11 thoughts on “Really quite astonishing”

  1. By his own definition his LLP is bankrupt – theres no way he’s carbon neutral. It’s a vain hope he’ll realise this and stfu.

  2. One of the many things about this emissions’ bullshit that amuses me is that nobody, including Mark “the fuckwit” Carnage and George Biotwat, seems to be aware of plastics. Nor do they seem aware of global shipping. So Carnage, if the oil stays in the ground, where will you buy your shiny synthetic suits? How will electric container vessels recharge every 4 hours in the Atlantic Ocean? To paraphrase Lennon, you can say they are dreamers but they are simply clueless… And ought to be ignored

  3. I’m eagerly waiting his blob post detailing the installation of the heat pump in his house; the digging up of the road for the 3-phase electrical supply, the replacement of radiators & pipes in his house for the larger bore required, then photos of him in a thick jumper because he can only afford to heat his house to 18C.

  4. Diogenes

    You could go back to wind power ie sailing ships. Or more sensibly nuclear powered ones – imagine the screams!!

    But if we ever really tried this there’d be no way out but to synthesise oil from CO2 and H2 extracted from the oceans and atmosphere.

    Since this’d be more expensive, everyone (except those in the Zil lanes) would be much poorer. Which is of course the whole point of it all.

  5. I’m now officially confused about this Scope 3 thing. Does Russian gas count against Russia, the domestic supplier, the household, or all three?

    Maybe some sort of VAT/GST type arrangement might be in order here to offset the inputs from the outputs. And, I can’t believe I just said that.

  6. SINGLE man, living in a FOUR bedroom house, with THREE public rooms, moaning about emissions.

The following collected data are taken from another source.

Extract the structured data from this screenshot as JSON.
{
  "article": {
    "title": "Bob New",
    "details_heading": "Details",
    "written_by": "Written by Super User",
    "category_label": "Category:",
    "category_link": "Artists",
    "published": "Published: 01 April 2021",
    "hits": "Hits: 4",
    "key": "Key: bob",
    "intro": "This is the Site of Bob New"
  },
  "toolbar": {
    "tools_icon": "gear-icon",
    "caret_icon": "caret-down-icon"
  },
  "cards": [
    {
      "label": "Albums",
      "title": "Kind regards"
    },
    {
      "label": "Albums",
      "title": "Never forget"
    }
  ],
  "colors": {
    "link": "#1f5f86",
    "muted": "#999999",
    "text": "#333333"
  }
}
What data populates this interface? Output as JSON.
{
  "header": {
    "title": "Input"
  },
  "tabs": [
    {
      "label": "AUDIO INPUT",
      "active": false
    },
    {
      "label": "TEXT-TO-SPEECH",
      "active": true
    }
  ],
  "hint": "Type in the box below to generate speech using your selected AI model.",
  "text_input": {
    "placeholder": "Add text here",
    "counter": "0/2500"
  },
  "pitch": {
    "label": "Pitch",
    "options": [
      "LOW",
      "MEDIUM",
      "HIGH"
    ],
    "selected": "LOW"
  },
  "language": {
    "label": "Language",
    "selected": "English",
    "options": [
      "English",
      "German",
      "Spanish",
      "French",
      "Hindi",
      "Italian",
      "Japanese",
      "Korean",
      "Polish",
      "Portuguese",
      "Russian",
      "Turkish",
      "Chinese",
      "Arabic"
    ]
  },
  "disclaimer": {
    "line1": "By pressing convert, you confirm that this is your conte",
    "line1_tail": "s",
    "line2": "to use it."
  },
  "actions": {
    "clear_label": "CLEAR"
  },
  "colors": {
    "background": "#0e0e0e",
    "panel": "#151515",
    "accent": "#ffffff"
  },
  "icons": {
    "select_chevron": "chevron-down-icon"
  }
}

    Pass the fvcking sick bucket.

  7. @Ltw “Does Russian gas count against Russia, the domestic supplier, the household, or all three?”
    I think some people would actually want it to be all three !
    As you say, if the gas supplier is to count it in their scope 3 emissions, then the user can’t count it in their direct emissions. So next thing will be that the price of gas is different depending on whether you are a customer who reports their emissions (so the supplier doesn’t include them and you gas is cheaper), or one who doesn’t (and hence the supplier includes your emissions and adds on the carbon tax).
    But that wouldn’t suit some people. The whole idea of someone being able to supply a polluting fuel and not pay any carbon tax for it’s eventual use would be unthinkable to them. The only thing worse would be a user not paying any carbon tax (because it’s already been paid by the supplier) because clearly they are being allowed to pollute for free !

  8. As I mentioned in a previous post, Pigou Taxation will be in the revised addition of Joy of Tax by a learned professor of our acquaintance. The chapter heading will be “MOAR TAX!” If it isn’t it bloody deserves to be

  9. Gas Co fracks and/or supplies gas and charges those consuming said gas. The rest is nobody else’s fucking business. Bollocks to Govt , eco-freaks–all of the bastards.

  10. Ritchie has just reinvented the carbon tax.

    Somehow I expect even Ritchie’s endorsement won’t be enough to dissuade you.

  11. There’s a big problem with taxing emissions – knowing what they are.

    Natural gas is one of the simpler cases. It contains a lot of methane which burns to produce carbin dioxide. But there’s a problem with taxing it based on its effect on global warming – methane is about 28 times worse than carbin dioxide. So a careless user who loses 4% of their gas should pay more than double the tax of a careful user who burns the same amount without letting any escape. How does a user prove that they haven’t let a small amount of gas escape?

    For other products it’s more difficult. Oil can be burnt, but it also can be made into plastics. Depending on what plastic products are used for, and waste disposal policy (e.g. does waste get incinerated or put in landfill) the effects can vary hugely. Keeping track of all that oil is a huge undertaking, with great scope for fraud. It also allows great scope for environmental conflict. Microplastics are said to persist in the environment for a very long time, making some environmentalists want to eliminate them, but from the point of view of emissions, they cost very little.